How did our Paleolithic ancestors go about organizing their living spaces?

In a study published in the Journal of Archaeological Method and Theory, archeologists from Université de Montréal and the University of Genoa reveal that far from being more primitive, Neanderthals did much the same as their Homo sapiens successors: made themselves at home.

Analyzing artifacts and features of the Protoaurignacian and Mousterian levels of the Riparo Bombrini site in northwestern Italy, the scientists uncovered common patterns of settlement between the two populations.

By mapping the distribution of stone tools, animal bones, ochre, and marine shells across the surface of the site, they were able to produce clear and interpretable models of the site’s spatial patterns, identifying distinct clusters of artifacts and materials to infer the behavioral significance of the different groups that lived and worked there.

“This homogeneity in spatial distribution hinted at an underlying structure in how these ancient humans utilized the space,” said Amélie Vallerand, the UdeM doctoral student who led the study, co-authored by UdeM’s Julien Riel-Salvatore and UGenoa’s Fabio Negrino.

“By tallying the number of contiguous units of the same type of clusters, we could discern patterns to help us identify the activities carried out by these groups,” said Vallerand. “Applying quantitative and statistical methods allowed us to significantly reduce bias, and to provide compelling evidence that goes beyond qualitative descriptions of the spatial organization.”

Combining these spatial analyses with studies of lithic technology, faunal remains and marine shells, the researchers were able to paint a comprehensive picture of the behavioral similarities and differences between these ancient populations.

Among the similarities:

-Both Neanderthals and Homo sapiens exhibited a structured use of space, organizing their living areas into distinct high and low-intensity activity zones. This suggests a shared cognitive capacity for spatial organization.

-The central tendencies of occupation for both groups were established through thousands of years of reoccupation: the recurring position of the site’s inner hearths and a refuse pit persisting across levels highlights the continuity of the layout.

-The organization of all three levels was conditioned by land-use and mobility strategies: they articulate around variations in occupation duration, reoccupation intervals, number of occupants, and nature of activities undertaken. Hence, planning and organization were key.
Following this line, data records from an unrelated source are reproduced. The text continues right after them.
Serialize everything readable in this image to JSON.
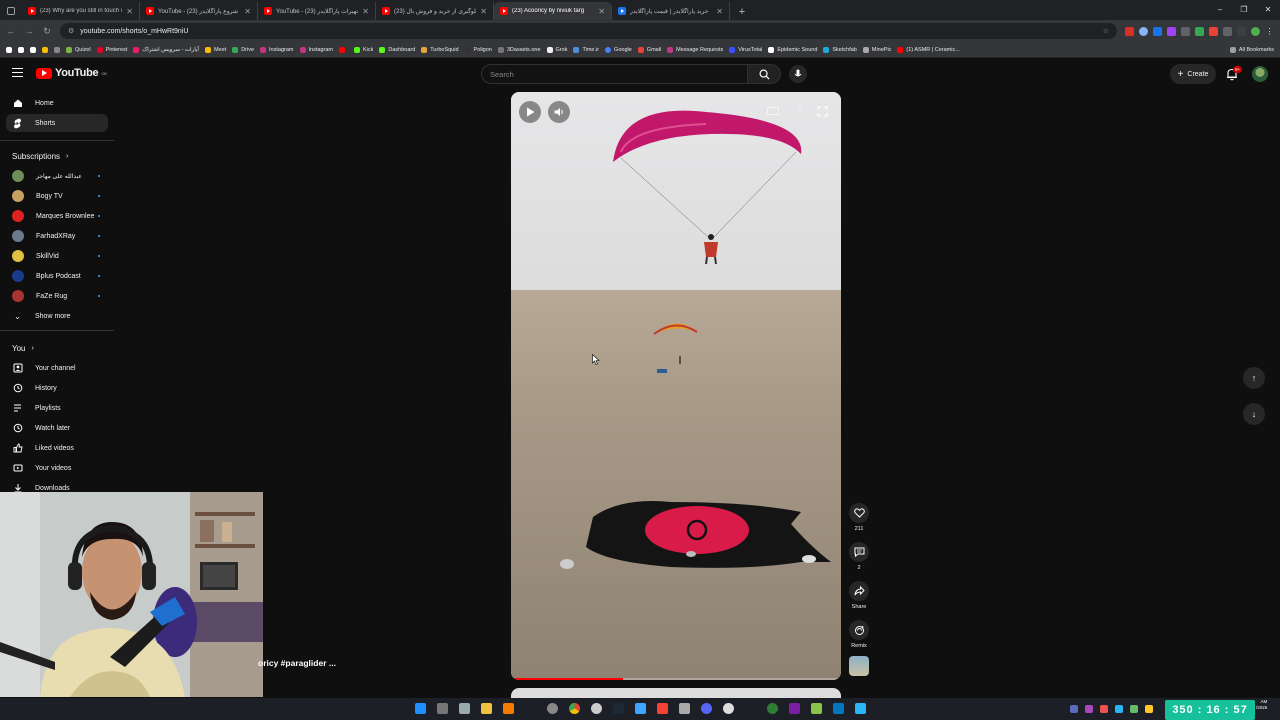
{
  "browser": {
    "tabs": [
      {
        "title": "(23) Why are you still in touch w",
        "favicon": "youtube-icon"
      },
      {
        "title": "YouTube - شروع پاراگلایدر (23)",
        "favicon": "youtube-icon"
      },
      {
        "title": "YouTube - تجهیزات پاراگلایدر (23)",
        "favicon": "youtube-icon"
      },
      {
        "title": "جلوگیری از خرید و فروش بال (23)",
        "favicon": "youtube-icon"
      },
      {
        "title": "(23) Acooricy by niviuk targ",
        "favicon": "youtube-icon",
        "active": true
      },
      {
        "title": "خرید پاراگلایدر | قیمت پاراگلایدر",
        "favicon": "site-icon"
      }
    ],
    "url": "youtube.com/shorts/o_mHwRt9niU",
    "bookmarks": [
      "Quizel",
      "Pinterest",
      "آپارات - سرویس اشتراک",
      "Meet",
      "Drive",
      "Instagram",
      "Instagram",
      "",
      "Kick",
      "Dashboard",
      "TurboSquid",
      "Poligon",
      "3Dassets.one",
      "Grok",
      "Time.ir",
      "Google",
      "Gmail",
      "Message Requests",
      "VirusTotal",
      "Epidemic Sound",
      "Sketchfab",
      "MinePic",
      "(1) ASMR | Ceramic..."
    ],
    "all_bookmarks": "All Bookmarks"
  },
  "yt": {
    "logo": "YouTube",
    "region": "GB",
    "search_placeholder": "Search",
    "create_label": "Create",
    "notif_count": "9+"
  },
  "sidebar": {
    "main": [
      {
        "label": "Home",
        "icon": "home-icon"
      },
      {
        "label": "Shorts",
        "icon": "shorts-icon",
        "active": true
      }
    ],
    "subs_title": "Subscriptions",
    "subs": [
      {
        "label": "عبدالله علی مهاجر",
        "color": "#6b8e5a"
      },
      {
        "label": "Bogy TV",
        "color": "#c8a060"
      },
      {
        "label": "Marques Brownlee",
        "color": "#d22"
      },
      {
        "label": "FarhadXRay",
        "color": "#6a7a8a"
      },
      {
        "label": "SkillVid",
        "color": "#e0c040"
      },
      {
        "label": "Bplus Podcast",
        "color": "#1a3a8a"
      },
      {
        "label": "FaZe Rug",
        "color": "#a33"
      }
    ],
    "show_more": "Show more",
    "you_title": "You",
    "you": [
      {
        "label": "Your channel",
        "icon": "channel-icon"
      },
      {
        "label": "History",
        "icon": "history-icon"
      },
      {
        "label": "Playlists",
        "icon": "playlists-icon"
      },
      {
        "label": "Watch later",
        "icon": "clock-icon"
      },
      {
        "label": "Liked videos",
        "icon": "like-icon"
      },
      {
        "label": "Your videos",
        "icon": "video-icon"
      },
      {
        "label": "Downloads",
        "icon": "download-icon"
      }
    ]
  },
  "short": {
    "caption": "oricy #paraglider ...",
    "progress": 0.34,
    "actions": {
      "likes": "211",
      "comments": "2",
      "share": "Share",
      "remix": "Remix"
    }
  },
  "taskbar": {
    "clock_overlay": "350 : 16 : 57",
    "tray_time": "AM",
    "tray_date": "/2026"
  }
}
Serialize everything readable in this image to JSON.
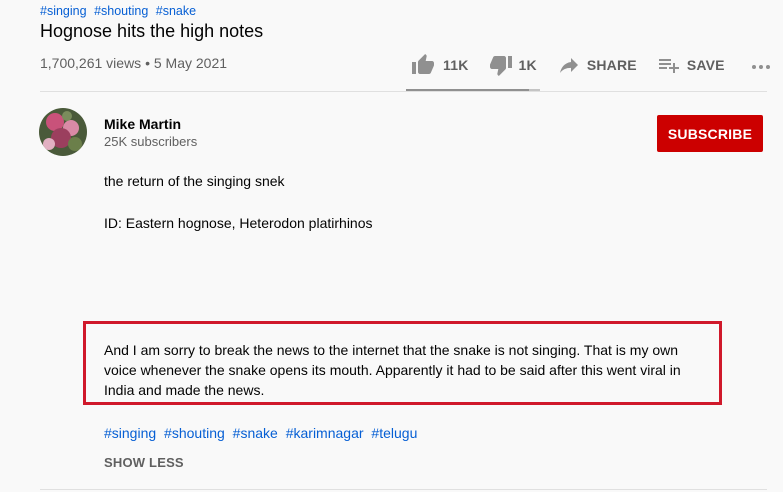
{
  "video": {
    "hashtags_top": [
      "#singing",
      "#shouting",
      "#snake"
    ],
    "title": "Hognose hits the high notes",
    "meta": "1,700,261 views • 5 May 2021"
  },
  "actions": {
    "like_label": "11K",
    "dislike_label": "1K",
    "share_label": "SHARE",
    "save_label": "SAVE",
    "like_ratio": 0.92,
    "icons": [
      "thumb-up-icon",
      "thumb-down-icon",
      "share-icon",
      "playlist-add-icon",
      "more-icon"
    ]
  },
  "channel": {
    "name": "Mike Martin",
    "subscribers": "25K subscribers",
    "subscribe_label": "SUBSCRIBE"
  },
  "description": {
    "line1": "the return of the singing snek",
    "line2": "ID: Eastern hognose, Heterodon platirhinos",
    "highlighted": "And I am sorry to break the news to the internet that the snake is not singing. That is my own voice whenever the snake opens its mouth. Apparently it had to be said after this went viral in India and made the news.",
    "hashtags": [
      "#singing",
      "#shouting",
      "#snake",
      "#karimnagar",
      "#telugu"
    ],
    "show_less_label": "SHOW LESS"
  },
  "colors": {
    "subscribe_bg": "#cc0000",
    "link": "#065fd4",
    "highlight_border": "#d0192b"
  }
}
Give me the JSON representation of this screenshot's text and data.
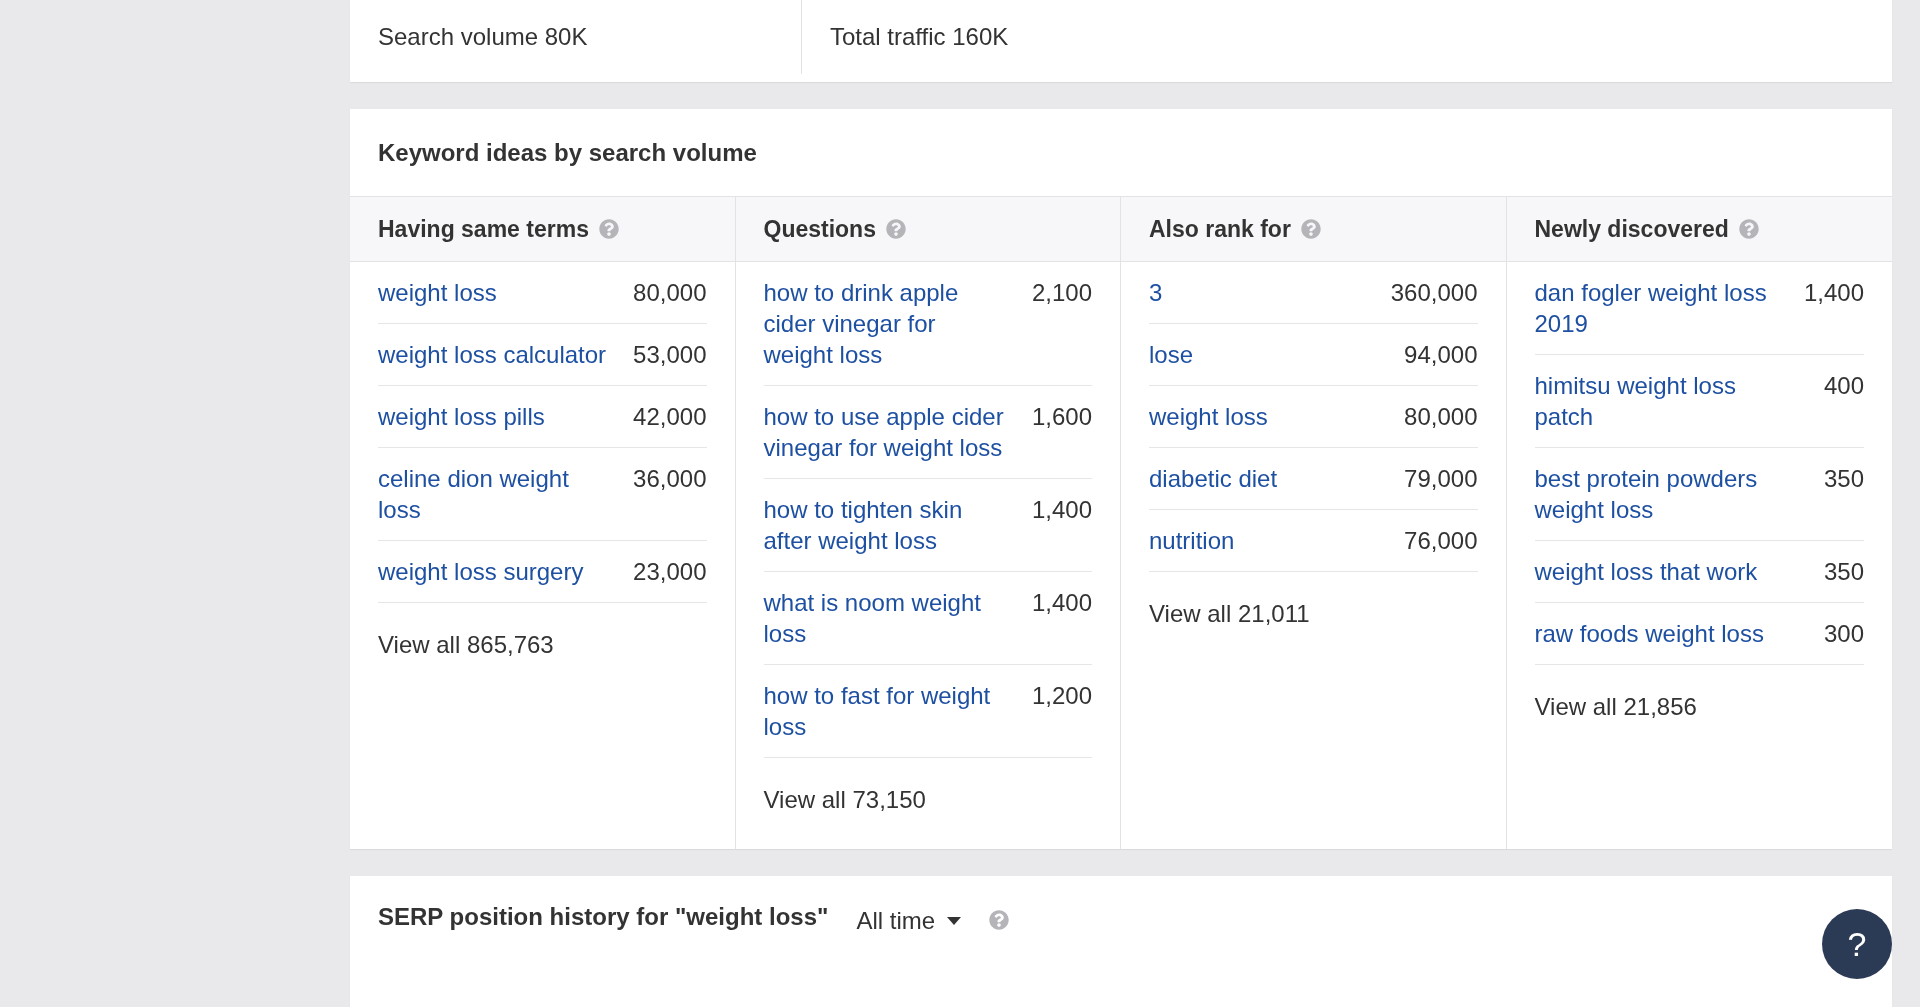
{
  "summary": [
    {
      "text": "Search volume 80K"
    },
    {
      "text": "Total traffic 160K"
    }
  ],
  "keyword_ideas": {
    "title": "Keyword ideas by search volume",
    "columns": [
      {
        "heading": "Having same terms",
        "rows": [
          {
            "keyword": "weight loss",
            "volume": "80,000"
          },
          {
            "keyword": "weight loss calculator",
            "volume": "53,000"
          },
          {
            "keyword": "weight loss pills",
            "volume": "42,000"
          },
          {
            "keyword": "celine dion weight loss",
            "volume": "36,000"
          },
          {
            "keyword": "weight loss surgery",
            "volume": "23,000"
          }
        ],
        "view_all": "View all 865,763"
      },
      {
        "heading": "Questions",
        "rows": [
          {
            "keyword": "how to drink apple cider vinegar for weight loss",
            "volume": "2,100"
          },
          {
            "keyword": "how to use apple cider vinegar for weight loss",
            "volume": "1,600"
          },
          {
            "keyword": "how to tighten skin after weight loss",
            "volume": "1,400"
          },
          {
            "keyword": "what is noom weight loss",
            "volume": "1,400"
          },
          {
            "keyword": "how to fast for weight loss",
            "volume": "1,200"
          }
        ],
        "view_all": "View all 73,150"
      },
      {
        "heading": "Also rank for",
        "rows": [
          {
            "keyword": "3",
            "volume": "360,000"
          },
          {
            "keyword": "lose",
            "volume": "94,000"
          },
          {
            "keyword": "weight loss",
            "volume": "80,000"
          },
          {
            "keyword": "diabetic diet",
            "volume": "79,000"
          },
          {
            "keyword": "nutrition",
            "volume": "76,000"
          }
        ],
        "view_all": "View all 21,011"
      },
      {
        "heading": "Newly discovered",
        "rows": [
          {
            "keyword": "dan fogler weight loss 2019",
            "volume": "1,400"
          },
          {
            "keyword": "himitsu weight loss patch",
            "volume": "400"
          },
          {
            "keyword": "best protein powders weight loss",
            "volume": "350"
          },
          {
            "keyword": "weight loss that work",
            "volume": "350"
          },
          {
            "keyword": "raw foods weight loss",
            "volume": "300"
          }
        ],
        "view_all": "View all 21,856"
      }
    ]
  },
  "serp_history": {
    "title": "SERP position history for \"weight loss\"",
    "period": "All time"
  },
  "help_button": "?"
}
But there were also differences:

-Neanderthal occupations showed a lower intensity pattern compared to those of Homo sapiens : artifact densities were lower-deposit and fewer clusters were identified.

-There are distinct distributions pattern and use of space for each of the levels: Neanderthals used Riparo Bombrini sporadically as part of a high mobility system in the context of rapid climatic change, while Homo sapiens alternated between short-term and long-term base camps to adjust to their new territory.

The Neanderthal-to-Homo sapiens transition in Liguria was characterised by the rapid succession of the Late Mousterian (Neanderthal) to the Protoaurignacian (Homo sapiens) techno-complex, with no contacts observed between the two species.

This new study underscores the significance of directly comparing the spatial behavior of Neanderthals and Homo sapiens within the same site, using consistent parameters, to minimize analytical bias.

Overall, the authors conclude that “there’s an underlying logic to how the space was used,” regardless of which species was present at the time.

Vallerand added: “Like Homo sapiens, Neanderthals organized their living space in a structured way, according to the different tasks that took place there and to their needs. So this is yet another study indicating that Neanderthals were more ‘human’ than is generally assumed.”